Début janvier, Emmanuel Macron a ainsi dit vouloir « imposer des obligations de transparence accrue sur tous les contenus sponsorisés, afin de rendre publique l’identité des annonceurs et de ceux qui les contrôlent, mais aussi de limiter les montants consacrés à ces contenus ». Mais en cas de fake news virale, « il sera possible de saisir le juge à travers une nouvelle action en référé permettant, le cas échéant, de supprimer le contenu mis en cause, de déréférencer le site, de fermer le compte utilisateur concerné, voire de bloquer l’accès au site Internet », a précisé le président de la République.
Lire aussi : “Fake news” et liberté d’expression : la future loi de Macron inquiète
Enfermement algorithmique
Au-delà d’une simple modération, les algorithmes de Facebook ont également été sous le feu des critiques pour la création de « bulles idéologiques ». Ce phénomène de filtre permet de voir les informations partagées par ses contacts identifiés comme semblables. L’utilisateur se retrouve ainsi « enfermé » dans un cercle sans débat idéologique.

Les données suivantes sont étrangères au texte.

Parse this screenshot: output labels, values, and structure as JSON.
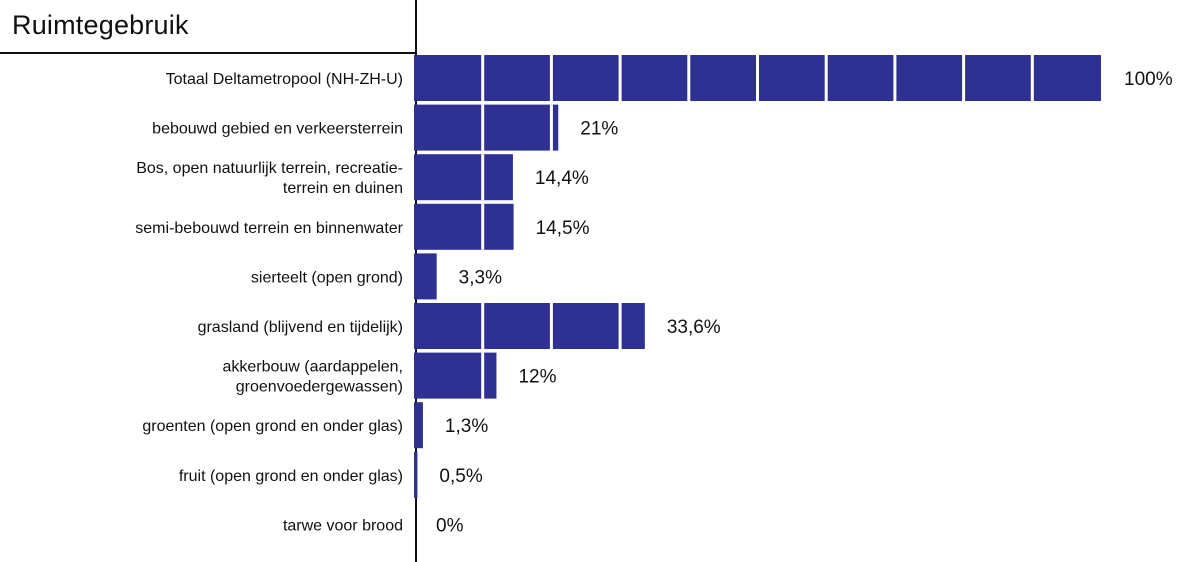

Pour Margrethe Vestager, commissaire européenne à la Concurrence, l’enfermement algorithmique « défie les principes de base de la vie démocratique » :
« Un réseau social comme Facebook obtient plus de 50 millions de mises à jour de statuts par jour. Il est logique de se tourner vers des algorithmes pour nous aider à passer au crible cette information, concédait-elle lors d’un discours à Bruxelles. Le problème est qu’il est très difficile de savoir comment un algorithme a pris sa décision (…) Donc, s’il est juste conçu pour nous montrer des choses qui nous intéressent déjà, cela peut limiter davantage nos horizons sans même que nous le remarquions. Cela peut empêcher de voir de nouvelles idées ou de regarder les anciennes de différentes façons. Nos préjugés peuvent s’accumuler jusqu’à ce qu’ils semblent être, non seulement des opinions, mais une partie naturelle du fonctionnement du monde ».
Et de conclure :
« Nous ne pouvons pas avoir un débat démocratique si nous entendons seulement des points de vue choisis ».
L’affaire Snowden, un point de rupture
Lors des Printemps arabes, en 2010, Facebook avait pourtant été perçu comme un outil d’émancipation et d’activisme numérique permettant à n’importe quel citoyen de prendre la parole pour participer au débat public.
« Il y a un très net basculement de l’opinion concernant le potentiel démocratique de Facebook », observe Romain Badouard. Le point de rupture : « L’affaire Snowden, en 2013. On s’est rendu compte que le web pouvait aussi être utilisé pour surveiller les populations. » Ce changement de perception s’est achevé avec « les attentats de 2015 et la prolifération des discours de haine et de propagande djihadiste », poursuit-il.
Facebook, qui se revendiquait comme un fervent défenseur de la liberté d’expression, consent depuis à une modération accrue de ses contenus. En mai dernier, Mark Zuckerberg a annoncé le recrutement de 3 000 modérateurs – s’ajoutant à une équipe déjà constituée de 4 500 personnes. Actuellement, environ 10.000 salariés travaillent déjà à la sécurité du réseau, comprenant notamment la modération des « fake news, discours haineux, harcèlement », précisait Mark Zuckerberg début novembre. L’effectif devrait être doublé au cours de 2018.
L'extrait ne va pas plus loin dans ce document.